Manufactured in Turkey, Pakmaya Instant Dry Yeast can be used in the production of various fermented products, as it is suited for both traditional and industrial baking processes. All kinds of breads, buns and fermented pastry products are typical examples of applications.

Pakmaya Africa Sales Manager Cem Perdar says Pakmaya has 4 plants in across the world, further indicating that all of the plants have the highest standards of quality certificates and approvals. Regarding raw material, molasses is the main ingredient for yeast. Concerning production activities, yeast manufacturing requires high know-how and capability. Pakmaya has all those capabilities and aspects more than 45 years.

According to Perdar, Pakmaya has been existent in African markets since 30 years. From South to North, Central to East and West, a consumer can find Pakmaya in nearly every part of Africa continent.

“With its high quality, rich product selection and good service, our brand has become the favorite yeast of many Africans. On the other hand, our distributors in African countries are working very hardly and loyally in order to promote our products in their markets. After some time, we are becoming like families with our exclusive distributors in Africa and this enables both parts to work harder and keeps our product sustainable in market,” he said in an interview this week.

The yeast manufacturing giant made its way to Botswana market. The company has been smoothly working with Kamoso Distribution, a local distribution company. Perdar told BusinessPost that two entities have been working hard to earn is market locally.

“At the moment we have a good market share with them in Botswana market. I’m sure during 2021 long, we will be increasing our sales and market position. Soon we are going to start a marketing campaign in Botswana, so that means Batswana will see and recognize Pakmaya more and more. Pakmaya wants to be the best friend of bakers in bakeries and ladies at homes in Botswana.”

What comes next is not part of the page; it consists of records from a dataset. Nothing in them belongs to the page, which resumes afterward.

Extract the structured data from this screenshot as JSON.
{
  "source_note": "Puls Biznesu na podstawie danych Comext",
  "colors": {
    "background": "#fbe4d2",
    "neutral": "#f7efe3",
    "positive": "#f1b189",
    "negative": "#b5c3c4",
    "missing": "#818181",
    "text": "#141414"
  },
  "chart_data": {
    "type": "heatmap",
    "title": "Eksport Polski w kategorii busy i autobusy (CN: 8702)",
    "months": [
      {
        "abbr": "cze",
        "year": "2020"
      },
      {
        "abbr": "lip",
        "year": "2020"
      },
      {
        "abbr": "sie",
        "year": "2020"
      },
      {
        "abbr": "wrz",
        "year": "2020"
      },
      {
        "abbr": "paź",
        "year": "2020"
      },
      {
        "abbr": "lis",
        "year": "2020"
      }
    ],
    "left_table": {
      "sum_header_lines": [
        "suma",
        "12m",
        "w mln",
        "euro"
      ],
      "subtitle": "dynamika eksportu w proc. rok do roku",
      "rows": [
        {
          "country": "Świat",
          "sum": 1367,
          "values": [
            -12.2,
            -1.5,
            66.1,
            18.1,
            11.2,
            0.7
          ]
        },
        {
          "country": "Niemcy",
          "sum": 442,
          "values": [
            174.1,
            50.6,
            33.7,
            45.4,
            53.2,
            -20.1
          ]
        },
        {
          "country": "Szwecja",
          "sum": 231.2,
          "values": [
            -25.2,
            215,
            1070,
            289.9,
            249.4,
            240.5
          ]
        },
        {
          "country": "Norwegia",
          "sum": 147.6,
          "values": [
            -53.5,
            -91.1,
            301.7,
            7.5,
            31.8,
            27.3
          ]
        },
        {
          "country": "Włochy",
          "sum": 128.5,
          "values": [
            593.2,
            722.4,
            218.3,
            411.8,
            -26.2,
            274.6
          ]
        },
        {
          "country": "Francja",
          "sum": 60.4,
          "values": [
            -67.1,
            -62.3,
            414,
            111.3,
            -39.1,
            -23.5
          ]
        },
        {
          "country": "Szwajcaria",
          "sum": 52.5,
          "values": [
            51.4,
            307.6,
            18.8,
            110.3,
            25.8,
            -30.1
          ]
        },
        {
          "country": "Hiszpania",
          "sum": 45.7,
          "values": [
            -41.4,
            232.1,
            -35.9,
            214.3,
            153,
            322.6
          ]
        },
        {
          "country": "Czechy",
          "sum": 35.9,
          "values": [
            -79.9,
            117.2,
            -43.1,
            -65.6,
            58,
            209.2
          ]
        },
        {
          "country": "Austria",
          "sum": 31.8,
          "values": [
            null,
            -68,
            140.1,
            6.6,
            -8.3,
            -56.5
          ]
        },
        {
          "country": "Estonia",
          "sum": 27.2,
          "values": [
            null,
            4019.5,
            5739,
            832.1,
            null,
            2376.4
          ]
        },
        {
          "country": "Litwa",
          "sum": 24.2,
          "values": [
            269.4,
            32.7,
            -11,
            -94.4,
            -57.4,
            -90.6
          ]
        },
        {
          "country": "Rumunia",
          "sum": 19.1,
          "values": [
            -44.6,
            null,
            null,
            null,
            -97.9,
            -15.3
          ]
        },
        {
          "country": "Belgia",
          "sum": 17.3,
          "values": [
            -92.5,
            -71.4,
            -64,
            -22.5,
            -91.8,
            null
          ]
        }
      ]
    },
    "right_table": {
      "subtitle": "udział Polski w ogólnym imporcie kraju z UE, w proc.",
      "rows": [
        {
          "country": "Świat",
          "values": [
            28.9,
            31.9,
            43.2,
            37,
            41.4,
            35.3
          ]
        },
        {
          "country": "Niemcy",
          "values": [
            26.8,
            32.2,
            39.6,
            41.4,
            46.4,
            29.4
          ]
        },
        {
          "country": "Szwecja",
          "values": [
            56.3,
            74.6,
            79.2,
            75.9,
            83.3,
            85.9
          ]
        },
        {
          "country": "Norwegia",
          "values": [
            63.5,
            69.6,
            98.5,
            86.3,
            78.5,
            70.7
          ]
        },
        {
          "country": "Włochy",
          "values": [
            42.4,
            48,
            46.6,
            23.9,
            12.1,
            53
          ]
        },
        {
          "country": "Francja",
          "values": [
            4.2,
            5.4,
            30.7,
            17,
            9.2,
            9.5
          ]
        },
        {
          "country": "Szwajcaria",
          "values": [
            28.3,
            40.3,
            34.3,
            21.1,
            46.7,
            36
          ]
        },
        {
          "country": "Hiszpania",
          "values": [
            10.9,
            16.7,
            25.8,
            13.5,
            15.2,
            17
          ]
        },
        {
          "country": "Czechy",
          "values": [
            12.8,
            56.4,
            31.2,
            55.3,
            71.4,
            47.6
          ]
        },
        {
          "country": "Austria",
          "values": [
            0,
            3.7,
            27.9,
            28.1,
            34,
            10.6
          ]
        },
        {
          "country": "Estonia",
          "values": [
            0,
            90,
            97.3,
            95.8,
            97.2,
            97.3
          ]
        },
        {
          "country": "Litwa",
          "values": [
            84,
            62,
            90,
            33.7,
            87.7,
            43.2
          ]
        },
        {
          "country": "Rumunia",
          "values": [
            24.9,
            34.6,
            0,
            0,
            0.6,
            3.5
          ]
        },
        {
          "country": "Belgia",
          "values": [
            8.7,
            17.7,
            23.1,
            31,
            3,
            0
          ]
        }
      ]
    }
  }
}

As per global COVID-19 regulations to curb the spread of the COVID-19, Botswana just like other country closed borders. Providentially, the restrictions did not affect the company destructively.

Perdar says “Kamoso Africa is a very important and strong partner in Botswana territory. With Kamoso’s hard work and strict measurements, we have done a very good job. So as Pakmaya, we have not suffered any distribution problem. Our partner is doing the needful at the reaching our products to end users.”

He further said “We are doing well in Botswana market and hoping to make much more. Our aim is to enter every single corner in Botswana territory. With our new marketing campaigns, we are planning to be the most preferred yeast in Botswana market.”